Вторым человеком, который будоражил мой ум, был музыкант-трубач. Первый раз я увидел его в парке на открытой эстраде. Я брел по парку с Галей, светловолосой зеленоглазой девочкой с соседней улицы. Мы с ней часто ходили в парк. И всегда по одним и тем же местам. Вначале в избу-читальню, посмотреть журналы, потом к фонтану, где из пасти дельфина вырывалась длинная струя воды, потом катались на маленькой бесплатной карусели, потом подходили к пруду и смотрели на плавающих лебедей, потом бегали по газону, где росла такая же трава, как у нашего дома. В тот день около газона мы услышали, как на открытой эстраде играет оркестр. Перебежали аллею и увидели целую толпу слушателей и дальше набитые до отказа публикой ряды скамеек и еще дальше - эстраду, на которой играл духовой оркестр.
Мы пробрались к самой эстраде. Из семи музыкантов пять дули в медные трубы. Особенно старался один, игравший на самой большой трубе. Она обвивала его шею и вылезала из-за спины огромным сверкающим обручем. Труба была похожа на раковину гигантской улитки. Чтобы выдавить из нее звуки, музыкант напрягался изо всей мочи. Его щеки раздувались, и все лицо краснело от натуги. Барабанщик тоже неистово лупил в барабан. Казалось, он хотел во что бы то ни стало устроить как можно больше грохота. Барабанщик поминутно закатывал глаза, стискивал зубы и наносил один удар за другим. Все шесть музыкантов играли так, словно выполняли тяжелую работу, и только седьмой - трубач - играл необыкновенно легко. Это был молодой полный парень с озорным ребяческим взглядом и взлохмаченными волосами, которые все время спадали на лоб, и поэтому парень то и дело встряхивал головой. Он стоял впереди всех, высоко держал трубу и без малейших усилий, играючи и даже чуть-чуть небрежно перебирал пальцами клапаны. При этом уголки его губ подрагивали от улыбки, глаза так и искрились.
Звук его трубы почти тонул в общем грохоте оркестра. Только иногда, в паузах, когда оркестранты на секунды смолкали (как нам казалось, для того, чтобы отдышаться, а потом еще больше всех оглушить), только тогда слышались нежные звуки трубы. Они переливались высоко над площадкой, потом опускались до уровня эстрады и как бы обволакивали слушателей, опутывали их ажурной нитью.
Закончив соло, трубач улыбался и низко кланялся и, поправляя волосы, отходил в глубину сцены.
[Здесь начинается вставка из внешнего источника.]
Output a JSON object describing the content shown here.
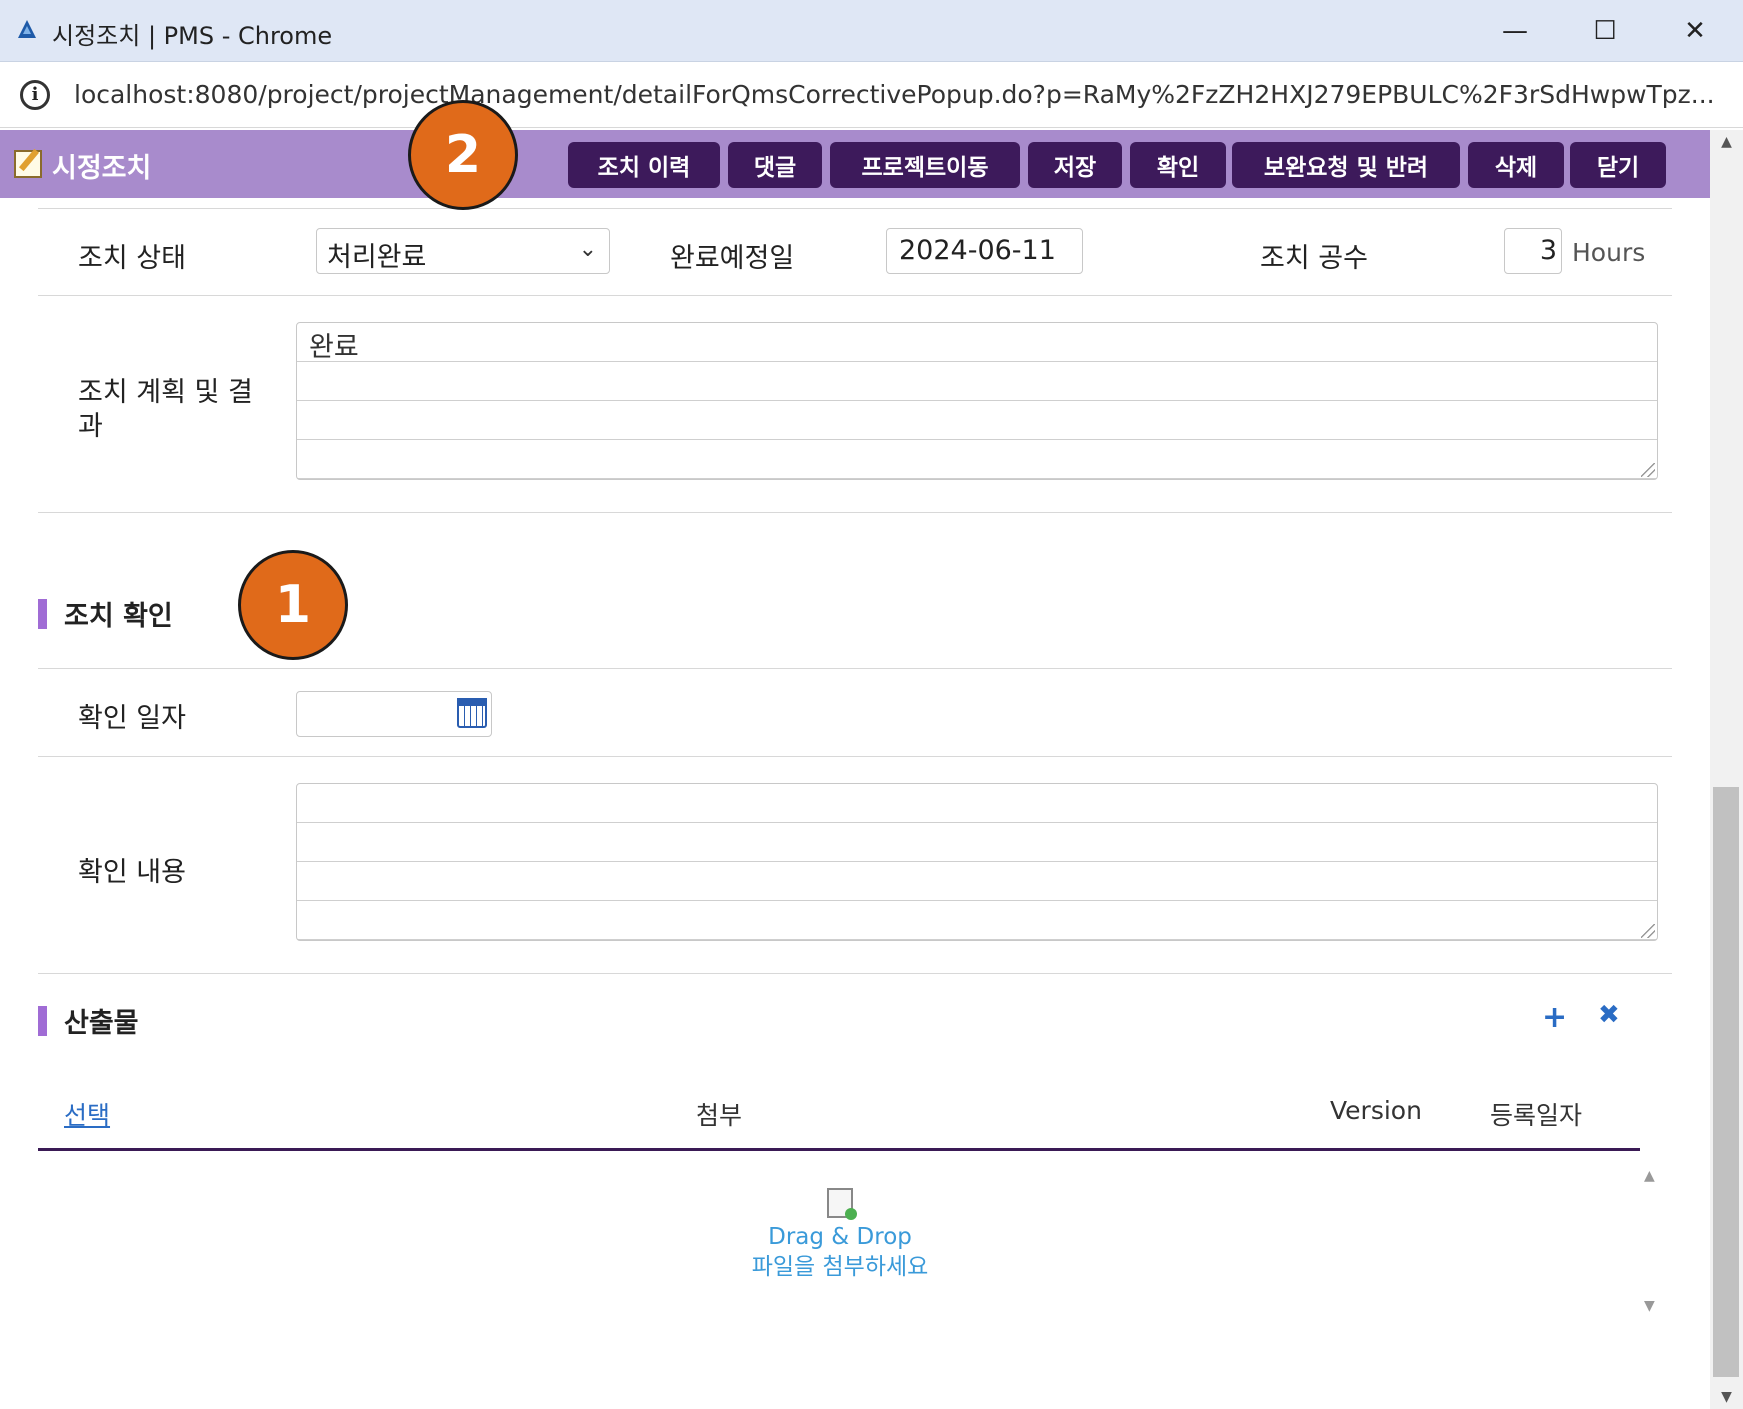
{
  "window": {
    "title": "시정조치 | PMS - Chrome",
    "url": "localhost:8080/project/projectManagement/detailForQmsCorrectivePopup.do?p=RaMy%2FzZH2HXJ279EPBULC%2F3rSdHwpwTpz...",
    "min_glyph": "—",
    "max_glyph": "☐",
    "close_glyph": "✕"
  },
  "header": {
    "title": "시정조치",
    "buttons": [
      "조치 이력",
      "댓글",
      "프로젝트이동",
      "저장",
      "확인",
      "보완요청 및 반려",
      "삭제",
      "닫기"
    ]
  },
  "action": {
    "status_label": "조치 상태",
    "status_value": "처리완료",
    "due_label": "완료예정일",
    "due_value": "2024-06-11",
    "effort_label": "조치 공수",
    "effort_value": "3",
    "effort_unit": "Hours",
    "plan_label_line1": "조치 계획 및 결",
    "plan_label_line2": "과",
    "plan_value": "완료"
  },
  "confirm": {
    "section_title": "조치 확인",
    "date_label": "확인 일자",
    "date_value": "",
    "content_label": "확인 내용",
    "content_value": ""
  },
  "outputs": {
    "section_title": "산출물",
    "add_icon": "+",
    "remove_icon": "✖",
    "columns": [
      "선택",
      "첨부",
      "Version",
      "등록일자"
    ],
    "drop_line1": "Drag & Drop",
    "drop_line2": "파일을 첨부하세요"
  },
  "annotations": [
    "1",
    "2"
  ],
  "colors": {
    "header_bg": "#a88bcc",
    "button_bg": "#3d1a5b",
    "section_accent": "#a06cd5",
    "badge": "#e06a1a"
  }
}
Он нам сразу понравился. С первой минуты, как только мы его увидели. И он нас заметил тоже. Отыграв последнюю вещь, он даже подмигнул нам, а сходя с эстрады по ступенькам, шепнул:
- Приходите завтра в это же время… поиграю только для вас.
На следующий день мы с Галей опять пришли к эстраде, но там ни оркестра, ни слушателей не было. Мы уже хотели повернуть назад, как вдруг увидели, что в глубине сцены перед стойкой с нотами сидит наш знакомый трубач и тихо репетирует какую-то пьесу.
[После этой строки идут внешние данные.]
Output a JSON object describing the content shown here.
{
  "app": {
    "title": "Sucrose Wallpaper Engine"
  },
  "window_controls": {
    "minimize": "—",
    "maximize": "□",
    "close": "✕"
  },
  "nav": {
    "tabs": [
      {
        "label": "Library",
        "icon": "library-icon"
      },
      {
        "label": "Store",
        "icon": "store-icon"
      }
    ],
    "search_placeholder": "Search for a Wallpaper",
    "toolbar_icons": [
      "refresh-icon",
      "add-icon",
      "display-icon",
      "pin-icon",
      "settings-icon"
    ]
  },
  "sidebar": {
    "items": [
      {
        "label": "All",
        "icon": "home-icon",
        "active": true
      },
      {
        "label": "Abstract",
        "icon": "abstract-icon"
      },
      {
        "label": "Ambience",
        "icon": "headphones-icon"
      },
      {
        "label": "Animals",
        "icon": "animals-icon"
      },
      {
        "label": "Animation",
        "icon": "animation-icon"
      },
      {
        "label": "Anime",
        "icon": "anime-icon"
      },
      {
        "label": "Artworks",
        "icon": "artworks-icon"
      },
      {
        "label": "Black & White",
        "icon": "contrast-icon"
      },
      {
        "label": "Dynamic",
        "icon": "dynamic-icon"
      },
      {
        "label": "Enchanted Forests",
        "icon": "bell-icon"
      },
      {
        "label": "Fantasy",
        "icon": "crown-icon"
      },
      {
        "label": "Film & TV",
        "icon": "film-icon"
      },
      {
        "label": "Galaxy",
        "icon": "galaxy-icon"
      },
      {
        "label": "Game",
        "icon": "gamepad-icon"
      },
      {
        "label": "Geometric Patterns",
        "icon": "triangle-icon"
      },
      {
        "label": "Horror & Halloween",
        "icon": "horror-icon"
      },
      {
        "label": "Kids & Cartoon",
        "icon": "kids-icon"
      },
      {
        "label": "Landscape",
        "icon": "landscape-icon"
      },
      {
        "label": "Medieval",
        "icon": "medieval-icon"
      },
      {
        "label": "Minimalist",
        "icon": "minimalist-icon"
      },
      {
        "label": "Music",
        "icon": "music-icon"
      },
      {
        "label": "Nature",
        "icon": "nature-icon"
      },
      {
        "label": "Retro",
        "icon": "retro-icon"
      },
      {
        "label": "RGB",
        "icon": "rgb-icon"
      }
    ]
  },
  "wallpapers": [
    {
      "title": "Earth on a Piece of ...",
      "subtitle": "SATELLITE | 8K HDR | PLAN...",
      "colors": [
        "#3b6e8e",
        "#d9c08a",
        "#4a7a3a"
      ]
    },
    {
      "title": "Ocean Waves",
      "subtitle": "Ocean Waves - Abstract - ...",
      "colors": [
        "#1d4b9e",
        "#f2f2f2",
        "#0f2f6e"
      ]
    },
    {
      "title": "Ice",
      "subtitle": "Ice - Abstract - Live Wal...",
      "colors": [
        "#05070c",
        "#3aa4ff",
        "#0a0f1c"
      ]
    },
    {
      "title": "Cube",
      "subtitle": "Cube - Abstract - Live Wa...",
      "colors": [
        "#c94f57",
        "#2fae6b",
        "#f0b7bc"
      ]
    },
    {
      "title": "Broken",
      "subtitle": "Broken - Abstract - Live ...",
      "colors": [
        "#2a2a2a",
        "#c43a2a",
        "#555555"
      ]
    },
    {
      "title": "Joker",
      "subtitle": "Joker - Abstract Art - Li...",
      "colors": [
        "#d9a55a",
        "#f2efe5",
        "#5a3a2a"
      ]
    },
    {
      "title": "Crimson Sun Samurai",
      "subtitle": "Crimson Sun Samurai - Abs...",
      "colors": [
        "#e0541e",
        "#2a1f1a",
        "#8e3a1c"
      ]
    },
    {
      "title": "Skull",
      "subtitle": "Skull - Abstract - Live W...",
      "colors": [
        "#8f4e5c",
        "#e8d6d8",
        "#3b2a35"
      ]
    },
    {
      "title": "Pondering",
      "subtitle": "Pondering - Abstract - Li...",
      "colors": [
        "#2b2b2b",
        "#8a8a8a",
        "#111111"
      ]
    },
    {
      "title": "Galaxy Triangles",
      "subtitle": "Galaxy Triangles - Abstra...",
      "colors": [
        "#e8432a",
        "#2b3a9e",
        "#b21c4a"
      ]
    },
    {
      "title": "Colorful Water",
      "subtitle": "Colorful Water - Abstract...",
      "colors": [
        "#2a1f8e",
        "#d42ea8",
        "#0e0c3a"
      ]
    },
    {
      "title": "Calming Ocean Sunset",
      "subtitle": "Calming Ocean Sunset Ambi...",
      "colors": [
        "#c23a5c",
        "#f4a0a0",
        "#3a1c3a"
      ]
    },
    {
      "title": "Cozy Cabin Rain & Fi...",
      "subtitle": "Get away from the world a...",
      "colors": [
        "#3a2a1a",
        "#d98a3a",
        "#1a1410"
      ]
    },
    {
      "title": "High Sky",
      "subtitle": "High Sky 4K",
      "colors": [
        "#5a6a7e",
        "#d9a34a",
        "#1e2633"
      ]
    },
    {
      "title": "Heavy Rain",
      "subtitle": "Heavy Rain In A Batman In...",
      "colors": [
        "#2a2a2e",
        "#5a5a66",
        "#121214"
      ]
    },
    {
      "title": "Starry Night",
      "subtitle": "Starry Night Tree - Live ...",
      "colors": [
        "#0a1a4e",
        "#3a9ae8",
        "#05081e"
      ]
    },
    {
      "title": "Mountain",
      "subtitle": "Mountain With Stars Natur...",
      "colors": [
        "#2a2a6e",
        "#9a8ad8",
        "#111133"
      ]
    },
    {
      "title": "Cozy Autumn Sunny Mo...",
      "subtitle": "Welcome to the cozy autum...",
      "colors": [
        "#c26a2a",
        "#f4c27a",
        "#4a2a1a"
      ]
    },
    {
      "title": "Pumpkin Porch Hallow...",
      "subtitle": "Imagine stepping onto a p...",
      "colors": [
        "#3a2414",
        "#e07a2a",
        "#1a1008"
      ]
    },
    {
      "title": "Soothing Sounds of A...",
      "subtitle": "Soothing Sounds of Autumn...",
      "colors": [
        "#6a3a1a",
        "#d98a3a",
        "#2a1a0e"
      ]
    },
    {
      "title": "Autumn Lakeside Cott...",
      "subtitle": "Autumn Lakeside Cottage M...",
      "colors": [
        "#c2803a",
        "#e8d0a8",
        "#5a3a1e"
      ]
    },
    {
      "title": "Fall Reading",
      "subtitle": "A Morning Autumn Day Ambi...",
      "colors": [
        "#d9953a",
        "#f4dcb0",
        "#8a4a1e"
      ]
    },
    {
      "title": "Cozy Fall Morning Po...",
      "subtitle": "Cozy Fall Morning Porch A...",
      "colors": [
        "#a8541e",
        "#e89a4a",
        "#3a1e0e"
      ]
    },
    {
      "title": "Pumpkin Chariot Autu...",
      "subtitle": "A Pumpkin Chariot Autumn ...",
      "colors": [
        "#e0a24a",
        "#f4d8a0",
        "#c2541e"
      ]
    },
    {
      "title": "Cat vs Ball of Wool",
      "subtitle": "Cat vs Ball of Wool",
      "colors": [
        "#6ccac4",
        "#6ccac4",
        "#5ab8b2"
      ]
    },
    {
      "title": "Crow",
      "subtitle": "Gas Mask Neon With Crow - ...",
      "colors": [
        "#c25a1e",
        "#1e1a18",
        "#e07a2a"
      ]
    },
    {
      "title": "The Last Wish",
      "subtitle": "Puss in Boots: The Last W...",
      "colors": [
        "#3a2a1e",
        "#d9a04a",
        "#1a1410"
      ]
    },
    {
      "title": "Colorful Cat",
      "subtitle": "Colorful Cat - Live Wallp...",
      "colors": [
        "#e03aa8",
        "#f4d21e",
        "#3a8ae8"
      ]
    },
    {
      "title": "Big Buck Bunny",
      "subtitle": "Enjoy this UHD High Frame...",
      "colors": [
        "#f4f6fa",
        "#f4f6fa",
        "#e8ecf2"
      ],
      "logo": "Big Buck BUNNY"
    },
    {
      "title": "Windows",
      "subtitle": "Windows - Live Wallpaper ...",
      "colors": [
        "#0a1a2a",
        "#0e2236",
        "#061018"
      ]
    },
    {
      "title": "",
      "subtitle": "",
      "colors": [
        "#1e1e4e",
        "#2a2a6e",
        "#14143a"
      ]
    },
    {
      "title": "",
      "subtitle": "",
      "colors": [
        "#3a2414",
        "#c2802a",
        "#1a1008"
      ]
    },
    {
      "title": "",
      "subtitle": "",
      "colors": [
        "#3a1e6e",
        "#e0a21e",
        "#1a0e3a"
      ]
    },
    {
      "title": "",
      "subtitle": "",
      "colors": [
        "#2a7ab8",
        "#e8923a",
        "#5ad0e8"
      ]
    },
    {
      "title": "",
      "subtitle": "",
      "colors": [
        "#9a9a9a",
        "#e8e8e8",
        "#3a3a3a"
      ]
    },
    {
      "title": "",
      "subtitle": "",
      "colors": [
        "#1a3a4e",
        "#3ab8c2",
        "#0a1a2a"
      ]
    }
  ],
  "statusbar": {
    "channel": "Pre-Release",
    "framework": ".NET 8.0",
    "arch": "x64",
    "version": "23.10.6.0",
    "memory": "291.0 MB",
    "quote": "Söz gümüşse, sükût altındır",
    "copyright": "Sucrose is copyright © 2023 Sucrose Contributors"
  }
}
Заметив нас, он улыбнулся, подошел к краю эстрады, присел на корточки, поздоровался с нами за руки и спросил, как нас зовут. Потом сказал:
- Вот послушайте такую пьеску.
И заиграл. И опять вокруг себя мы стали ощущать какие-то невидимые звучащие кружева, какое-то фигурное катание звуков в воздухе. После этой пьесы трубач сыграл грустную мелодию, а потом сразу веселую, потом весело-грустную, а потом очень веселую. Он играл одну мелодию за другой. И главное, так легко и просто, что со стороны казалось, подуй - и у тебя получится так же. Стоял он прямо, трубу держал высоко и в такт мелодии стучал носком ботинка. Закончив играть, трубач улыбнулся, смахнул со лба капельки пота и задумался.
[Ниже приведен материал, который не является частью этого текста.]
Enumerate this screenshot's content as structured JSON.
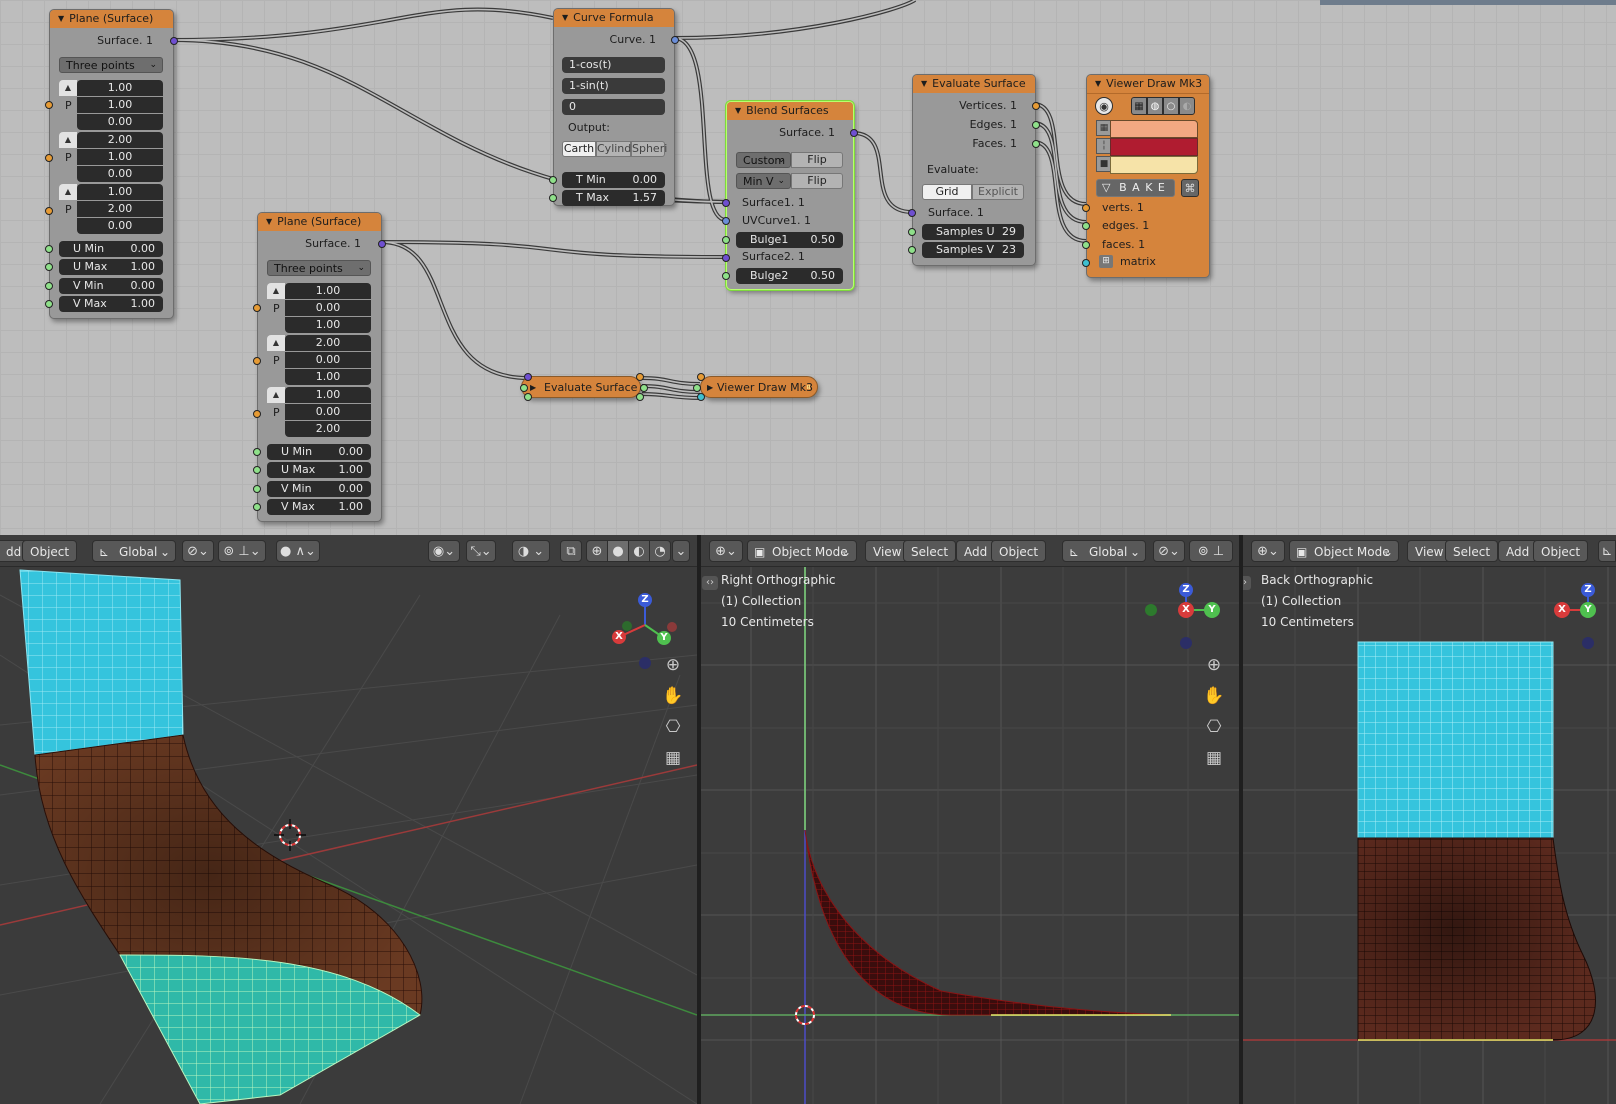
{
  "nodes": {
    "plane1": {
      "title": "Plane (Surface)",
      "output": "Surface. 1",
      "mode": "Three points",
      "p_label": "P",
      "points": [
        [
          "1.00",
          "1.00",
          "0.00"
        ],
        [
          "2.00",
          "1.00",
          "0.00"
        ],
        [
          "1.00",
          "2.00",
          "0.00"
        ]
      ],
      "ranges": [
        {
          "label": "U Min",
          "value": "0.00"
        },
        {
          "label": "U Max",
          "value": "1.00"
        },
        {
          "label": "V Min",
          "value": "0.00"
        },
        {
          "label": "V Max",
          "value": "1.00"
        }
      ]
    },
    "plane2": {
      "title": "Plane (Surface)",
      "output": "Surface. 1",
      "mode": "Three points",
      "p_label": "P",
      "points": [
        [
          "1.00",
          "0.00",
          "1.00"
        ],
        [
          "2.00",
          "0.00",
          "1.00"
        ],
        [
          "1.00",
          "0.00",
          "2.00"
        ]
      ],
      "ranges": [
        {
          "label": "U Min",
          "value": "0.00"
        },
        {
          "label": "U Max",
          "value": "1.00"
        },
        {
          "label": "V Min",
          "value": "0.00"
        },
        {
          "label": "V Max",
          "value": "1.00"
        }
      ]
    },
    "curve_formula": {
      "title": "Curve Formula",
      "output": "Curve. 1",
      "formulas": [
        "1-cos(t)",
        "1-sin(t)",
        "0"
      ],
      "output_label": "Output:",
      "coord_modes": [
        "Carth",
        "Cylindr",
        "Spheri"
      ],
      "tmin": {
        "label": "T Min",
        "value": "0.00"
      },
      "tmax": {
        "label": "T Max",
        "value": "1.57"
      }
    },
    "blend": {
      "title": "Blend Surfaces",
      "output": "Surface. 1",
      "mode1": "Custom",
      "flip": "Flip",
      "mode2": "Min V",
      "inputs": [
        "Surface1. 1",
        "UVCurve1. 1",
        "Surface2. 1"
      ],
      "bulge1": {
        "label": "Bulge1",
        "value": "0.50"
      },
      "bulge2": {
        "label": "Bulge2",
        "value": "0.50"
      }
    },
    "evaluate": {
      "title": "Evaluate Surface",
      "outputs": [
        "Vertices. 1",
        "Edges. 1",
        "Faces. 1"
      ],
      "evaluate_label": "Evaluate:",
      "modes": [
        "Grid",
        "Explicit"
      ],
      "input": "Surface. 1",
      "samples_u": {
        "label": "Samples U",
        "value": "29"
      },
      "samples_v": {
        "label": "Samples V",
        "value": "23"
      }
    },
    "viewer": {
      "title": "Viewer Draw Mk3",
      "bake": "B A K E",
      "inputs": [
        "verts. 1",
        "edges. 1",
        "faces. 1",
        "matrix"
      ],
      "colors": [
        "#f3a882",
        "#b01c30",
        "#f6e3a8"
      ]
    },
    "eval_collapsed": {
      "title": "Evaluate Surface"
    },
    "viewer_collapsed": {
      "title": "Viewer Draw Mk3"
    }
  },
  "viewport_left": {
    "header": [
      "dd",
      "Object",
      "Global"
    ]
  },
  "viewport_mid": {
    "header": {
      "mode": "Object Mode",
      "view": "View",
      "select": "Select",
      "add": "Add",
      "object": "Object",
      "orient": "Global"
    },
    "overlay": [
      "Right Orthographic",
      "(1) Collection",
      "10 Centimeters"
    ]
  },
  "viewport_right": {
    "header": {
      "mode": "Object Mode",
      "view": "View",
      "select": "Select",
      "add": "Add",
      "object": "Object"
    },
    "overlay": [
      "Back Orthographic",
      "(1) Collection",
      "10 Centimeters"
    ]
  },
  "gizmo": {
    "x": "X",
    "y": "Y",
    "z": "Z"
  },
  "colors": {
    "node_header": "#d5843c",
    "node_body": "#999999",
    "surface_cyan": "#33c4df",
    "surface_brown": "#6b3a22",
    "background": "#bdbdbd"
  }
}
- Вы не устали? - тихо спросила Галя.
- Настоящий музыкант никогда не устает!.. - Трубач подмигнул нам и снова поднес трубу ко рту.
С того дня мы виделись каждый день, и он всегда для нас играл. Иногда мы с Галей просили его сыграть какую-нибудь знакомую ним мелодию. И он никогда не отказывался и играл все, что бы мы ни попросили. Однажды я спросил:
- Почему вы играете здесь, а не дома?
- Дома соседи ругаются, - усмехнулся он и, немного помолчав, добавил: - Но ничего! Настоящий музыкант никогда не унывает. Скоро я буду играть в большом оркестре… А сейчас это так… временные неудачи… А их надо встречать чем? - Трубач засмеялся и сам себе ответил: - Только песней!.. - и подмигнул нам, и запел что-то тихонько. Потом снова спросил:
- Знаете, что говорил один великий певец? Все неудачи в жизни я встречаю только песней. И чем больше неудач, тем звонче моя песня!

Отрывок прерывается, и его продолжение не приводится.